Learning from Stochastic Labels
Meng Wei, Zhongnian Li, Yong Zhou, Qiaoyu Guo, Xinzheng Xu
TL;DR
The paper introduces stochastic labels as a cost-saving labeling scheme for multiclass classification, where a ground-truth label is sought from a small random subset or a None annotation is provided. It develops an unbiased risk estimator that splits risk across observed and None-labeled cases, and establishes a formal estimation-error bound demonstrating convergence with increasing data. The approach is validated on multiple benchmarks (MNIST, Fashion, Kuzushiji, CIFAR-10), showing competitive or superior performance relative to weakly supervised and ordinary-label methods, particularly as the label-set size shrinks. Collectively, the work provides both theoretical guarantees and practical evidence that stochastic labeling can drastically reduce labeling effort without sacrificing accuracy.
Abstract
Annotating multi-class instances is a crucial task in the field of machine learning. Unfortunately, identifying the correct class label from a long sequence of candidate labels is time-consuming and laborious.
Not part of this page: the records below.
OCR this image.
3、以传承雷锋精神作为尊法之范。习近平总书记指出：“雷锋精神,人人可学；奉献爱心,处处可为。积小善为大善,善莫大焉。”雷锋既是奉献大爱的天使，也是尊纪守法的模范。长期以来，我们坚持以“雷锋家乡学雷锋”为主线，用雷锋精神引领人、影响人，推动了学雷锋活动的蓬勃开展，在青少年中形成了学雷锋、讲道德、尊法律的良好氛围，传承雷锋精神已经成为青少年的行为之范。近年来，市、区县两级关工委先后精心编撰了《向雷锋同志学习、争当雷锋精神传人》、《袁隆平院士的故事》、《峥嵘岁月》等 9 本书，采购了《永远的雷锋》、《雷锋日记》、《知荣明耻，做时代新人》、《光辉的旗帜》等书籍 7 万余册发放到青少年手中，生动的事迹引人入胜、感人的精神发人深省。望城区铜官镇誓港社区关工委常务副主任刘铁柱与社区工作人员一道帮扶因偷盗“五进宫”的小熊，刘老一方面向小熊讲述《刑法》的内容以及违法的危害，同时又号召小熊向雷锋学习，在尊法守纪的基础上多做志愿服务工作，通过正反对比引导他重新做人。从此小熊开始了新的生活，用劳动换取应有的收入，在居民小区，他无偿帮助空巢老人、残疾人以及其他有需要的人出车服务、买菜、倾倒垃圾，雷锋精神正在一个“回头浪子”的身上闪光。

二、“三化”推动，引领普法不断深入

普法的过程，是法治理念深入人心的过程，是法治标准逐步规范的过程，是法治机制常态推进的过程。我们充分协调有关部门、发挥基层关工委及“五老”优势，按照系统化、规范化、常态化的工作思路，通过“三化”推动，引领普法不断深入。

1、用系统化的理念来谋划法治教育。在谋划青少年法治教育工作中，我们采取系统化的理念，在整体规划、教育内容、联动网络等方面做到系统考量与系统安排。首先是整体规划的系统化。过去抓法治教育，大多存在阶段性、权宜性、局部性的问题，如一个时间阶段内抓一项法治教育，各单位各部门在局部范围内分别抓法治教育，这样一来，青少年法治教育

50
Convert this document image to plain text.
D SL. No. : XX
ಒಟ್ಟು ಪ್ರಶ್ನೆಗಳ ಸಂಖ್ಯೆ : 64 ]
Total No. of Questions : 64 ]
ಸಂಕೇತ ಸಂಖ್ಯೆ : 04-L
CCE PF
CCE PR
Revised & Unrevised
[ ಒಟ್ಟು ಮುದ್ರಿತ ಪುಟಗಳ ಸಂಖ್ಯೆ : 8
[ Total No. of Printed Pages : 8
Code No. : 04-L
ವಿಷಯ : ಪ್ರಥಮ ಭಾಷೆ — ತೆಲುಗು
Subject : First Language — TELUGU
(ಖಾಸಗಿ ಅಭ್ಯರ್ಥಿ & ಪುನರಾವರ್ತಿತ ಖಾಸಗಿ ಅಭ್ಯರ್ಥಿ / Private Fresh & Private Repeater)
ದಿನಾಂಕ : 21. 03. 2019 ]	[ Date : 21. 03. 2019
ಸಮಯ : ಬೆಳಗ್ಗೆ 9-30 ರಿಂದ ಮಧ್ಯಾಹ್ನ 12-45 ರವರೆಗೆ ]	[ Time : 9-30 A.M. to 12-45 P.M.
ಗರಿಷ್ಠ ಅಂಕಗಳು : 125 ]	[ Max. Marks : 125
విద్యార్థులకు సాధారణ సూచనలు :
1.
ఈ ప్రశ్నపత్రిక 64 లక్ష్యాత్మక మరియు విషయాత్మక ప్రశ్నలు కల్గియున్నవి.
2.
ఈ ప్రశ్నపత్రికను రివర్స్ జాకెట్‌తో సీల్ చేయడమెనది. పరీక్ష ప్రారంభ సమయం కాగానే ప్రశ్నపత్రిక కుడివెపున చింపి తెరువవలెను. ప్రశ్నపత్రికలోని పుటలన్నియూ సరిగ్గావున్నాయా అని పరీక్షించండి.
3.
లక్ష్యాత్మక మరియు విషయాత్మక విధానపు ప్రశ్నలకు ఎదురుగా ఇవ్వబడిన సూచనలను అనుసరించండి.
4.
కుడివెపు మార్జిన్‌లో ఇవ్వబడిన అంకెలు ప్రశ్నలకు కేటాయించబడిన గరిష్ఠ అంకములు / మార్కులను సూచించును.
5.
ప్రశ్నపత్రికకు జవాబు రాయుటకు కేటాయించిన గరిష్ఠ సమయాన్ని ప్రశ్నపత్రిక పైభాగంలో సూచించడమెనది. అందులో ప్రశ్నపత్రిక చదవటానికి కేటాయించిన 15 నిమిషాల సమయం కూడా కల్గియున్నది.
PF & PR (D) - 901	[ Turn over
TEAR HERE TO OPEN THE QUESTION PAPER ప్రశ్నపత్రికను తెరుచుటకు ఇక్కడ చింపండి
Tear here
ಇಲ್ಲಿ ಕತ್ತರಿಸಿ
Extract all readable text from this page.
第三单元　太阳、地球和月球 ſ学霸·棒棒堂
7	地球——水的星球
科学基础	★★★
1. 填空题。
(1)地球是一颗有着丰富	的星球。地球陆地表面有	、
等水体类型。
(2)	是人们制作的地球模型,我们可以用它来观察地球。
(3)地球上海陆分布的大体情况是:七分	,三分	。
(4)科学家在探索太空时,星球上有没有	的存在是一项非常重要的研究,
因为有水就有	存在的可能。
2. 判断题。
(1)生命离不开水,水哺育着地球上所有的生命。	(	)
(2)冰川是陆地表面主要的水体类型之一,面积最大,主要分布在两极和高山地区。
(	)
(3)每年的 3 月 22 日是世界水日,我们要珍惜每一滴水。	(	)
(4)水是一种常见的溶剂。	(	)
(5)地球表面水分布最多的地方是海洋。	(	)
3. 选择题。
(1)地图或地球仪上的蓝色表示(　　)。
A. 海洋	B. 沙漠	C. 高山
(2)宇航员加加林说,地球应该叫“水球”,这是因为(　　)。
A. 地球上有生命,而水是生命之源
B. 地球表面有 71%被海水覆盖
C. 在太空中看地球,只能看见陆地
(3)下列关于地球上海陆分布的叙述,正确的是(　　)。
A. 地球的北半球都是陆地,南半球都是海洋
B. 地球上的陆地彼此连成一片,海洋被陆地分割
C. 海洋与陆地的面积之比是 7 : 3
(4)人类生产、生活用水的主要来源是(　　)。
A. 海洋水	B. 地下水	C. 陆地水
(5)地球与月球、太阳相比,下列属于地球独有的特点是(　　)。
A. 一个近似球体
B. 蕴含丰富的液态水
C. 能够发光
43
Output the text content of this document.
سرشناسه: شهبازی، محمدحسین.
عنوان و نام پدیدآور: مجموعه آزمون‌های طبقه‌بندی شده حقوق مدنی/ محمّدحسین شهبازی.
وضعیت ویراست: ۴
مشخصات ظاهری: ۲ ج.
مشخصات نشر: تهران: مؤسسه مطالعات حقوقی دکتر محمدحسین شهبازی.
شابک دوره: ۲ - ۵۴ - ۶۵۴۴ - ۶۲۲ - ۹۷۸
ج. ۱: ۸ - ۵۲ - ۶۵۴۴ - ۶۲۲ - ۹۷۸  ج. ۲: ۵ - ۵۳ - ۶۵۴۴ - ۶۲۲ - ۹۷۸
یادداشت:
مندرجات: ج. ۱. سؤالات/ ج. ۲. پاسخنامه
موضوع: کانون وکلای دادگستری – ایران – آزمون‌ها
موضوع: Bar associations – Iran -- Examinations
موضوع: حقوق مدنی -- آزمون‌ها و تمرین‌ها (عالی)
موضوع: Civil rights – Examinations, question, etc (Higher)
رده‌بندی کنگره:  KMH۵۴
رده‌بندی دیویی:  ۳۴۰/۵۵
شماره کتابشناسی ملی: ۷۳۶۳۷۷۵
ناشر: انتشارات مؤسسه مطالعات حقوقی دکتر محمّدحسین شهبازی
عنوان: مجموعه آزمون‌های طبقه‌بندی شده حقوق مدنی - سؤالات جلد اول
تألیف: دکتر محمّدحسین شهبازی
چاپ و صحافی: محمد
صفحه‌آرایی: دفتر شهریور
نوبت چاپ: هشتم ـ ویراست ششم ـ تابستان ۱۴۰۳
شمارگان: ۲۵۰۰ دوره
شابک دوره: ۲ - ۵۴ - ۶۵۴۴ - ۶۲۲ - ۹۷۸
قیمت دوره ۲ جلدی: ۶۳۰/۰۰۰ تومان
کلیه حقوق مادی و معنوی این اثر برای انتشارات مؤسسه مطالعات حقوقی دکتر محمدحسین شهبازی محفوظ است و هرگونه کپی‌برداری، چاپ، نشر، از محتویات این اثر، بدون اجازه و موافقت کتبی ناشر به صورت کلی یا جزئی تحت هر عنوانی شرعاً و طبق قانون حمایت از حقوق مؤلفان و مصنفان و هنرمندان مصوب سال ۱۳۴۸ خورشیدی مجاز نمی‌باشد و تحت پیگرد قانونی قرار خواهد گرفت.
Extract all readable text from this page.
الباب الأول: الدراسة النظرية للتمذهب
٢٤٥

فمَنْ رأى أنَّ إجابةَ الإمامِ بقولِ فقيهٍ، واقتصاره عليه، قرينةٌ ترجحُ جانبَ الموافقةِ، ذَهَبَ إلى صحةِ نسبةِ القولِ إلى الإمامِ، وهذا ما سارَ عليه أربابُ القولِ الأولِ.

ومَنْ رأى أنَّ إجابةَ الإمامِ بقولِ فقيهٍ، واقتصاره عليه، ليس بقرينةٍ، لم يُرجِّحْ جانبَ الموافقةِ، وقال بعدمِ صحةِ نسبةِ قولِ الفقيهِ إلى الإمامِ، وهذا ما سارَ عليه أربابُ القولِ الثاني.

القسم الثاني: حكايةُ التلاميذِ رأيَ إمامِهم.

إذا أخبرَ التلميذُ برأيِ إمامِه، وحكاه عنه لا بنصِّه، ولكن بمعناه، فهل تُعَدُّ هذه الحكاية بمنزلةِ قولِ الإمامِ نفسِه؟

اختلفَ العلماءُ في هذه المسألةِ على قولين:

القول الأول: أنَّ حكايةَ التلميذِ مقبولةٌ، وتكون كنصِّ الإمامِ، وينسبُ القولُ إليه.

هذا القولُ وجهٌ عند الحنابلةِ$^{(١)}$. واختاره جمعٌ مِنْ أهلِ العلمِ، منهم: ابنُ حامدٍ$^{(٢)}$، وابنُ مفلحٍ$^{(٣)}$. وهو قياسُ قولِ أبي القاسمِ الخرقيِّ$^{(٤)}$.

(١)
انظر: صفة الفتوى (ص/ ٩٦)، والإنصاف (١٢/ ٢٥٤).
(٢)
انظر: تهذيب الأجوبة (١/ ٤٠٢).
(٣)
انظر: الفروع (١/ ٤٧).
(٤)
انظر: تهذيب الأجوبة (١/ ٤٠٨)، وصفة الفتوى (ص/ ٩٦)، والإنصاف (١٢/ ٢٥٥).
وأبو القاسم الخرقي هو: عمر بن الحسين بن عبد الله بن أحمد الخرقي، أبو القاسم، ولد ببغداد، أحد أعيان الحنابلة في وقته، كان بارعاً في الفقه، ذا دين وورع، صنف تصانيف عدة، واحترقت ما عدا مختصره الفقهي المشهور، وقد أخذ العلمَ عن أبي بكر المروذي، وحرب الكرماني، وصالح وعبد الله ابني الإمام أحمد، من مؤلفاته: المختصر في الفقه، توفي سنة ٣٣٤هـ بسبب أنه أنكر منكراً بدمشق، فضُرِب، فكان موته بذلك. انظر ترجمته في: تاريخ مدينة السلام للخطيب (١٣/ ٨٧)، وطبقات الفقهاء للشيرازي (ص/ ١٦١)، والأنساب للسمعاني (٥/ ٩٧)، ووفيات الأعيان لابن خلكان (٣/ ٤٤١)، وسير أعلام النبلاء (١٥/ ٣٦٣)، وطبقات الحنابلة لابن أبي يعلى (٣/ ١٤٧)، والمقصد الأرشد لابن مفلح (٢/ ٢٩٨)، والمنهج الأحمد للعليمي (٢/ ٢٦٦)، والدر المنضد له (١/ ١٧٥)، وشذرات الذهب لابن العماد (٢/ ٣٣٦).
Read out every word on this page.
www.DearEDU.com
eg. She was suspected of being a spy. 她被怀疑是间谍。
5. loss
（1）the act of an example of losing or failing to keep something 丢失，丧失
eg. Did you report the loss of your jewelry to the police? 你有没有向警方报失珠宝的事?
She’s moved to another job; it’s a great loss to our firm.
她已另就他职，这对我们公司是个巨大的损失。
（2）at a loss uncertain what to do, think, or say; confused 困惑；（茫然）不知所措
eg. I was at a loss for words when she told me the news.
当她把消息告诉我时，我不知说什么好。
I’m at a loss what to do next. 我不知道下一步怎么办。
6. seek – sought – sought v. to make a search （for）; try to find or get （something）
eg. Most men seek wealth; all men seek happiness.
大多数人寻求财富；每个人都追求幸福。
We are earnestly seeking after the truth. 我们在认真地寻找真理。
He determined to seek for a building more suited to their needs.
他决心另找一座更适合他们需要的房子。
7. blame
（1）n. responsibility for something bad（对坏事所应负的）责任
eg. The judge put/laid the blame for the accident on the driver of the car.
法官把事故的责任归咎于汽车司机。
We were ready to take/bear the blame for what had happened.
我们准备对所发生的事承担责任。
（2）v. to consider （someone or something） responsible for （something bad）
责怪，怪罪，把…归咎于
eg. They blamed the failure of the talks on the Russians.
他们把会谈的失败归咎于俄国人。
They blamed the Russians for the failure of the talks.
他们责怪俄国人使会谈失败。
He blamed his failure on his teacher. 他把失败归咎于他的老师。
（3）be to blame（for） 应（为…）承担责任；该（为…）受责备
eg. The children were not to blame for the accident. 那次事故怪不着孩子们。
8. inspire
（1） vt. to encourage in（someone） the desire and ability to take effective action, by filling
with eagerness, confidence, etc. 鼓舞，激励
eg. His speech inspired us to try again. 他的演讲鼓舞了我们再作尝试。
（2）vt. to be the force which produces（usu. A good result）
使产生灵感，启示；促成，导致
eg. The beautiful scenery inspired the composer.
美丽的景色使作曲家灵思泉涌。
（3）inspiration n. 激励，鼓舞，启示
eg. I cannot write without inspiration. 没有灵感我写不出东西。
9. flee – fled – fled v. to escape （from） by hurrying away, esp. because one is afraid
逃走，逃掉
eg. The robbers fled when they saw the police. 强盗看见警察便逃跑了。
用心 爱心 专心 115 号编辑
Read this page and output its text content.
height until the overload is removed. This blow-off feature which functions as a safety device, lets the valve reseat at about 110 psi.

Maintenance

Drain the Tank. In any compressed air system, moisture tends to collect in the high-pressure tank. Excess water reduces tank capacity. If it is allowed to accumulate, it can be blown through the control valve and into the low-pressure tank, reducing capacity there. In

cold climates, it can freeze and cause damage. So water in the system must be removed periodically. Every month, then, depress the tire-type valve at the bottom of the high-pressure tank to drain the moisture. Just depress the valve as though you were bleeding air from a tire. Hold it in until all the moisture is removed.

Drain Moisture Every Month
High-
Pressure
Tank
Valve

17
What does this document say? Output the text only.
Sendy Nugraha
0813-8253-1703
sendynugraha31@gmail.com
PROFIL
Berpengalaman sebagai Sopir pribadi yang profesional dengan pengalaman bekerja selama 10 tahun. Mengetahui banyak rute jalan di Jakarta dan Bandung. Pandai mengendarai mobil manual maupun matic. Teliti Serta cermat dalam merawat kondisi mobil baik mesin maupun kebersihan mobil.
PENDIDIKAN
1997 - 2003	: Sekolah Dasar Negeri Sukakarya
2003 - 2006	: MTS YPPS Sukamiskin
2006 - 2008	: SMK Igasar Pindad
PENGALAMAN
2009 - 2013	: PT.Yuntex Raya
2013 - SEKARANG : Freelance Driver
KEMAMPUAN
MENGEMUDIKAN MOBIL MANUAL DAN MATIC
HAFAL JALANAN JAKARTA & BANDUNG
To alleviate this problem, we design a novel labeling mechanism called stochastic label. In this setting, stochastic label includes two cases: 1) identify a correct class label from a small number of randomly given labels; 2) annotate the instance with None label when given labels do not contain correct class label. In this paper, we propose a novel suitable approach to learn from these stochastic labels. We obtain an unbiased estimator that utilizes less supervised information in stochastic labels to train a multi-class classifier. Additionally, it is theoretically justifiable by deriving the estimation error bound of the proposed method. Finally, we conduct extensive experiments on widely-used benchmark datasets to validate the superiority of our method by comparing it with existing state-of-the-art methods.